Like Sesame Street’s the Merry Monster, Tonton has wild orange hair, and like Elmo, she prefers to speak in the third person. But this pint-size Muppet with the outsize personality, known for being somewhat disorganized and prone to fits of restless curiosity, doesn’t live on Sesame Street. Well, not exactly. She lives in a place called Hikayat Simsim, the Jordanian version of Sesame Street that premiered in 2003, when Tonton was just 4 (she hasn’t aged much).
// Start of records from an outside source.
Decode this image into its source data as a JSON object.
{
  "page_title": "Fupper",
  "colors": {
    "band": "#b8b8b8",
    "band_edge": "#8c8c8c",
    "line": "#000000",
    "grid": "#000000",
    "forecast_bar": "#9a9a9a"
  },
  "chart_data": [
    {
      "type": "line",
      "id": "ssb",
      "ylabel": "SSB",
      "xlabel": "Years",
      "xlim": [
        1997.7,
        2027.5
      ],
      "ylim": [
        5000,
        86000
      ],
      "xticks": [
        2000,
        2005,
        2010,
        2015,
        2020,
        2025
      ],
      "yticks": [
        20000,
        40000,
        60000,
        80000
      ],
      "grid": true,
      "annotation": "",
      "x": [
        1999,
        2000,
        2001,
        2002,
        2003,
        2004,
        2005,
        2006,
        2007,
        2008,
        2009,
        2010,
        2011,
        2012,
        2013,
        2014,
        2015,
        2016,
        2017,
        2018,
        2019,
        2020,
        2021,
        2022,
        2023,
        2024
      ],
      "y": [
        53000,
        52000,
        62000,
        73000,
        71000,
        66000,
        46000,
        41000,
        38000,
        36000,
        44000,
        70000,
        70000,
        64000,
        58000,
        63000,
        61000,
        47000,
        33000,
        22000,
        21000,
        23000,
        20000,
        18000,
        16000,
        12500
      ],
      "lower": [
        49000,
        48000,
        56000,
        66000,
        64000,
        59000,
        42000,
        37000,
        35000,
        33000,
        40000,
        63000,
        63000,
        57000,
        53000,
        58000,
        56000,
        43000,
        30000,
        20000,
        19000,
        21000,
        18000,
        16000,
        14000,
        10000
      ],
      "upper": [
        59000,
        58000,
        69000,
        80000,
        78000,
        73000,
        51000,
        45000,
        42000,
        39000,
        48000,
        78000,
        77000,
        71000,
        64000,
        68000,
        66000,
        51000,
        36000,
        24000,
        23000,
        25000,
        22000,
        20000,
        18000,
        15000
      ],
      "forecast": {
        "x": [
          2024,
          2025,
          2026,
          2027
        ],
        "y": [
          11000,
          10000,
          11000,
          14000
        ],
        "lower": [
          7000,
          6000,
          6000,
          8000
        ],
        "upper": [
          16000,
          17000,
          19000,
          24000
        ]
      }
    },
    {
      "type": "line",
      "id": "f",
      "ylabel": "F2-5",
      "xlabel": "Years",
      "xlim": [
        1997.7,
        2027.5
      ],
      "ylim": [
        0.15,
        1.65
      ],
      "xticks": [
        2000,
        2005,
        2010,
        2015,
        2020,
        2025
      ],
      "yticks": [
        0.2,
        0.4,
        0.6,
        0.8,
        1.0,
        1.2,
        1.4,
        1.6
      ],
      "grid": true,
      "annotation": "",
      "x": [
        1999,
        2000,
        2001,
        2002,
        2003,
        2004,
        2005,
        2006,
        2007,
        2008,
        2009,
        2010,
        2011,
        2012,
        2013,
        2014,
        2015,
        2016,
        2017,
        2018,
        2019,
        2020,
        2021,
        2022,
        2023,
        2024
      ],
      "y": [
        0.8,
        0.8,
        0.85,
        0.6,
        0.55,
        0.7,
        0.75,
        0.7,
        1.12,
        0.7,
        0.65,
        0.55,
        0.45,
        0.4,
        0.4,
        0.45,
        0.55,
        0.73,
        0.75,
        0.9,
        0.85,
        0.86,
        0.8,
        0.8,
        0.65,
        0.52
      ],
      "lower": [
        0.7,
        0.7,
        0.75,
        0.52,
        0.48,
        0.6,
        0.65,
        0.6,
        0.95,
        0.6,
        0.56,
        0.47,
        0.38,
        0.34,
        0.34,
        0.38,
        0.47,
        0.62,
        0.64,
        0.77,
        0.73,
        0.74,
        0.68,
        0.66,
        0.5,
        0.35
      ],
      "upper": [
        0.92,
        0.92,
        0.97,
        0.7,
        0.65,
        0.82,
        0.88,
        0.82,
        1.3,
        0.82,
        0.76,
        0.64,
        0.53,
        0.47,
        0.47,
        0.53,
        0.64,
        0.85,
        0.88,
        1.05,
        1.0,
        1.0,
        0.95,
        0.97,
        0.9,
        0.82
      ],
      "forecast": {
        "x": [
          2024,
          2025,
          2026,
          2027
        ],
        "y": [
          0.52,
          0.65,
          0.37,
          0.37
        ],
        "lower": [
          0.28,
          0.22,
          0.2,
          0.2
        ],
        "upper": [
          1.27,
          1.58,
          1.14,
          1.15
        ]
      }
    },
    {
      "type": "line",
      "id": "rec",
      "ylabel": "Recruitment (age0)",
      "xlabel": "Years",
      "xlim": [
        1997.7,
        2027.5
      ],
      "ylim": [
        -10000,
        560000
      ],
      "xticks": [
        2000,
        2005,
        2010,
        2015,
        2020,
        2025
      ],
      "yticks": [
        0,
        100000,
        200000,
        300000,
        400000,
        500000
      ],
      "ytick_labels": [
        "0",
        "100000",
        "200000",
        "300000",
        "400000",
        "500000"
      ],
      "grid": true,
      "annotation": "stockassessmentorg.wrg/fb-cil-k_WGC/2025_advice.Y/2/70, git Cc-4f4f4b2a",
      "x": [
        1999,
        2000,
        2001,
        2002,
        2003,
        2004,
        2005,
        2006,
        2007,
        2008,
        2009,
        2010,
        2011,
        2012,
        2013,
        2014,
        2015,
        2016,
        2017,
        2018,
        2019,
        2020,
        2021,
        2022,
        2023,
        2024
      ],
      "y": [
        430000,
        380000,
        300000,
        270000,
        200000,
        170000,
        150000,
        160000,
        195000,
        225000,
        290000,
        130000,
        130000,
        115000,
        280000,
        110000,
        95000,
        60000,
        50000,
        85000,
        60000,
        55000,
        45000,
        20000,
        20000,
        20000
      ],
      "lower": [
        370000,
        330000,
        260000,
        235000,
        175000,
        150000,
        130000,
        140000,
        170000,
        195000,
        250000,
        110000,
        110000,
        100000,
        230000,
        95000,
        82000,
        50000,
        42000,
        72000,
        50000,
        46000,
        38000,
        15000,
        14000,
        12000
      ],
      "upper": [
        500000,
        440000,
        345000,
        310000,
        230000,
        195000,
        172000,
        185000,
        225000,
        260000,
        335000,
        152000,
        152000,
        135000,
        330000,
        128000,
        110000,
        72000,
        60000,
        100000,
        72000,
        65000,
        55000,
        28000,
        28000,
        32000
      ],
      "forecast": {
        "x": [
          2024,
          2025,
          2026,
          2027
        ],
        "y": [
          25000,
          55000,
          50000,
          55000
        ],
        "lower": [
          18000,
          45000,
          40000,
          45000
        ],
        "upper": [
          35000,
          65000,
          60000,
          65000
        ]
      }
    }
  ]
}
Brought to life by puppeteer Fatima Amaireh, Tonton and her best pal, Juljul, along with Jiddo Simsim (Grandpa Sesame, played by Issa Sweidan), made the show one of the most popular in modern-day Jordanian television — and that was before the International Rescue Committee decided to bring Tonton and her long-distance neighbors Elmo and Grover to refugee communities across the Middle East. This past December, the MacArthur Foundation announced that it was awarding the IRC and the Sesame Workshop its 100&Change grant — $100 million for “bold solutions to critical problems of our time” — to create a comprehensive early childhood education program for displaced Syrians throughout the region.
The IRC and Sesame Workshop have begun the initial planning of Sesame Seeds — the working title for their initiative — but already the organization promises to take aim at the toxic stress faced by refugees. “We’re known at Sesame Street to tackle the tough issues generally, but we couldn’t help but open the papers and see every day the situation of refugee children,” says Sherrie Westin, vice president of global impact and philanthropy for Sesame Workshop, the nonprofit organization associated with the PBS series.